Das Virtuelle hat noch einen weiteren entscheidenden Vorteil. Denn häufig sind die besten Forscherinnen und Forscher eines Themengebiets geografisch weit verstreut. Max Planck Schools wie etwa die Photonics bündeln diese orts- und organisationsverteilte Exzellenz in interdisziplinären Netzwerken und stellen sie exzellenten Promovierenden an den verschiedenen Institutionen zur Verfügung. Katsuya Tanaka freut das: „Ich könnte die Seminare auch von Japan aus besuchen, das ist super.“ Trotzdem wird er die Zeit des Promotionsstudiums in Jena verbringen. „Ich bin offen für eine akademische Laufbahn oder auch für den Einstieg in die Wirtschaft, zum Beispiel bei einem Zulieferer der Photonik-Branche. Außerdem möchte ich zukünftig in der Photonik ein starkes wissenschaftliches Netzwerk zwischen Japan und Deutschland aufbauen“, sagt Tanaka.
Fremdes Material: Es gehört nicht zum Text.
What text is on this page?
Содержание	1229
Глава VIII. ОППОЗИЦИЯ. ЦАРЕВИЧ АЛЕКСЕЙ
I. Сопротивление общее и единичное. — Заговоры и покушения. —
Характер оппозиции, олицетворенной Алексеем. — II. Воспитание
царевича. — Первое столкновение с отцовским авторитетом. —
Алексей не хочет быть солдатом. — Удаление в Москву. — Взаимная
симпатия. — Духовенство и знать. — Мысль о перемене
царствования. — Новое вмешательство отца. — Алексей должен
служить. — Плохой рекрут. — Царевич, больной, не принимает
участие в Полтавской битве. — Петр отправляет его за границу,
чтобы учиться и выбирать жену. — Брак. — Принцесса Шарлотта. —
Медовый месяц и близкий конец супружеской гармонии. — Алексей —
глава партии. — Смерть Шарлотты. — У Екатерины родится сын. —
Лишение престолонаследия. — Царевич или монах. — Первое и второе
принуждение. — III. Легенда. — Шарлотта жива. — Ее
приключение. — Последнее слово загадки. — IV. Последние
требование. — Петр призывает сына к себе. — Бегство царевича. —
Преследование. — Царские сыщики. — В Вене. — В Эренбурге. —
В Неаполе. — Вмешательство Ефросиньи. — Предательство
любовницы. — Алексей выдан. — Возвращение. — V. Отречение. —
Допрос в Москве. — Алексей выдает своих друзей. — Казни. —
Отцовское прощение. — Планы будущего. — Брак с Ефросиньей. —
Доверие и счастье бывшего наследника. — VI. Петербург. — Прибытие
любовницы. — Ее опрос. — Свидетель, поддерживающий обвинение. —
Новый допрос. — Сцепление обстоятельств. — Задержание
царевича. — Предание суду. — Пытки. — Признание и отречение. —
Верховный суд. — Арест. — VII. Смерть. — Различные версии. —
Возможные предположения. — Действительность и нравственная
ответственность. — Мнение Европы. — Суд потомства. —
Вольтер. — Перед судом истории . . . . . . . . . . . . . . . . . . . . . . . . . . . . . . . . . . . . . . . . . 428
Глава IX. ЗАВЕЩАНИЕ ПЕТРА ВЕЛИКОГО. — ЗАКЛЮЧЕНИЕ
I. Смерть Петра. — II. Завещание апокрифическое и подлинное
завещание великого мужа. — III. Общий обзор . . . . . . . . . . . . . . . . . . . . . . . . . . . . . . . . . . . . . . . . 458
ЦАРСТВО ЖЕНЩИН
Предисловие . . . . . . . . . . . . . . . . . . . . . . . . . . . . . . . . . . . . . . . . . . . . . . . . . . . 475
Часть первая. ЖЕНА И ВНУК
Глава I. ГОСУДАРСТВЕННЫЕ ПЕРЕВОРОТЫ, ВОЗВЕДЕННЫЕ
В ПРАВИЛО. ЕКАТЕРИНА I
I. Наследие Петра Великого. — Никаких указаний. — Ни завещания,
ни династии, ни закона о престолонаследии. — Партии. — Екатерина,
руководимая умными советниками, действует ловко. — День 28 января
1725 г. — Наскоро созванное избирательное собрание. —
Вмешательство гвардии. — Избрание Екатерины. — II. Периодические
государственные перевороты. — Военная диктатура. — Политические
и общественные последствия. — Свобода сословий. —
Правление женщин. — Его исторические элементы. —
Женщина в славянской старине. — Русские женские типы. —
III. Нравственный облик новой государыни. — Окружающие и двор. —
Für Thomas Kaiser sind viele berufliche Wege der Absolventinnen und Absolventen denkbar. Seine Gedanken kreisen aber vielmehr um den Stand seiner Projekte. Trotz der nahezu Einzigartigkeit seiner Arbeit bleibt er bescheiden. „In der Physik kenne ich keine Projekte in diesem Umfang, in der didaktischen Lernforschung gibt es einzelne.“ Kaiser betont: „Wir betreiben ja keine Physik-Wissenschaft, sondern angewandte Didaktik!“ Sein Team und er seien aber keine Experten am Didaktik-Lehrstuhl, sondern Servicestelle für andere Lehrende, um ihnen technische Lösungen zur Verfügung zu stellen. Bescheidener Pragmatismus trifft didaktische Innovationsforschung.
Thomas Kaiser ist verantwortlich für die Digital Teaching Strategies an der Max Planck School of Photonics.